The iPhone Conundrum

But even if Americans had money to burn, their iPhone upgrade cycle is lengthening considerably. New models have marginal improvements, but existing ones continue to run everything fast for several years or more. Social incentives to upgrade are waning too, as all iPhones essentially look the same.

Apple’s growth years may be over, arguing its stock needs a much-lower valuation. Q1’24 isn’t the first quarter sales dropped. While they edged up 2.1% YoY in Q4’23 on the iPhone 15 launch, they had fallen for four consecutive quarters leading into that!

See also  Insight into Semiconductor Stock Billionaires Buying Trend Semiconductor Billionaires: A Riveting Tale of Strategic Investments

Tesla’s Struggles in a Niche Market

Tesla’s problems are much worse, since its cars are way more expensive. Not only can fewer Americans afford to buy Teslas, but electric-car enthusiasts already own them.

Rather unusually, the next-18-largest US stocks after the Mag7 nearly matched the mega-cap techs’ huge revenues growth. The former’s sales surging 11.4% YoY rivaled the latter’s 13.3%! But that was simply caused by composition changes in the SPX top 25.

Earnings Disparity and AI Chips

That massive bifurcation between the mega-cap techs and everything else was even more apparent in bottom-line earnings last quarter. The Mag7’s GAAP profits rocketed a shocking 50.0% YoY to $105.5b, while the next-18-biggest US stocks’ plunged 23.5% to $81.4b!

NVDA of course is the poster child for artificial intelligence. Its demand for NVIDIA’s flagship H100 GPUs has skyrocketed, particularly from deep-pocketed hyperscalers like Microsoft, Alphabet, and Amazon rushing to build out cloud AI infrastructure as fast as they can.

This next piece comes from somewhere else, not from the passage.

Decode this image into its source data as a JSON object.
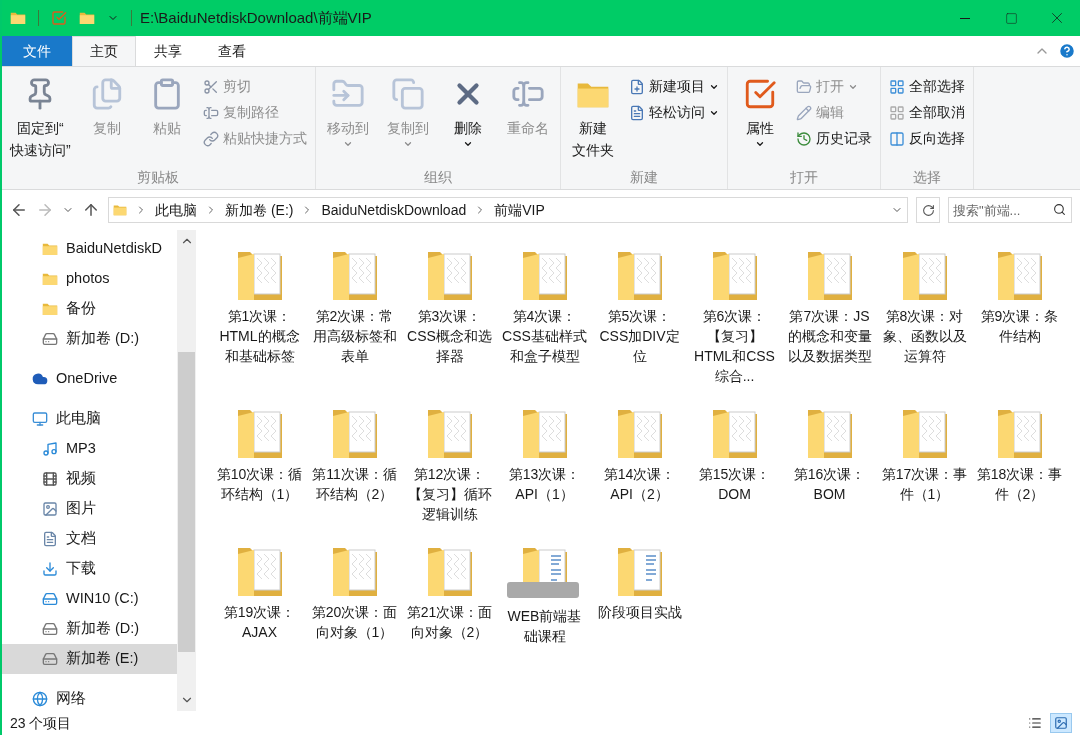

Risks for NVIDIA’s Dominance

Other chipmakers and even the hyperscalers themselves are rushing to design their own AI chips to excel in AI’s enormous parallel processing. Even if they aren’t as cutting-edge as NVIDIA’s GPUs, they will be fast enough and far cheaper eroding NVDA’s market share.

Pharma Boom Amidst Uncertainty

The next-18-biggest US stocks’ Q1’24 GAAP earnings actually surged a surprising 10.9% YoY! Big pharma were major contributors, with Eli Lilly, Merck, and AbbVie seeing earnings rocket on soaring drug demand!

Leading the way is the GLP-1 agonist drugs for diabetes and weight loss. Eli Lilly’s versions of those are Mounjaro and Zepbound. So people are scrambling for this new class of hormone-suppressing drugs, despite no long-term studies on them.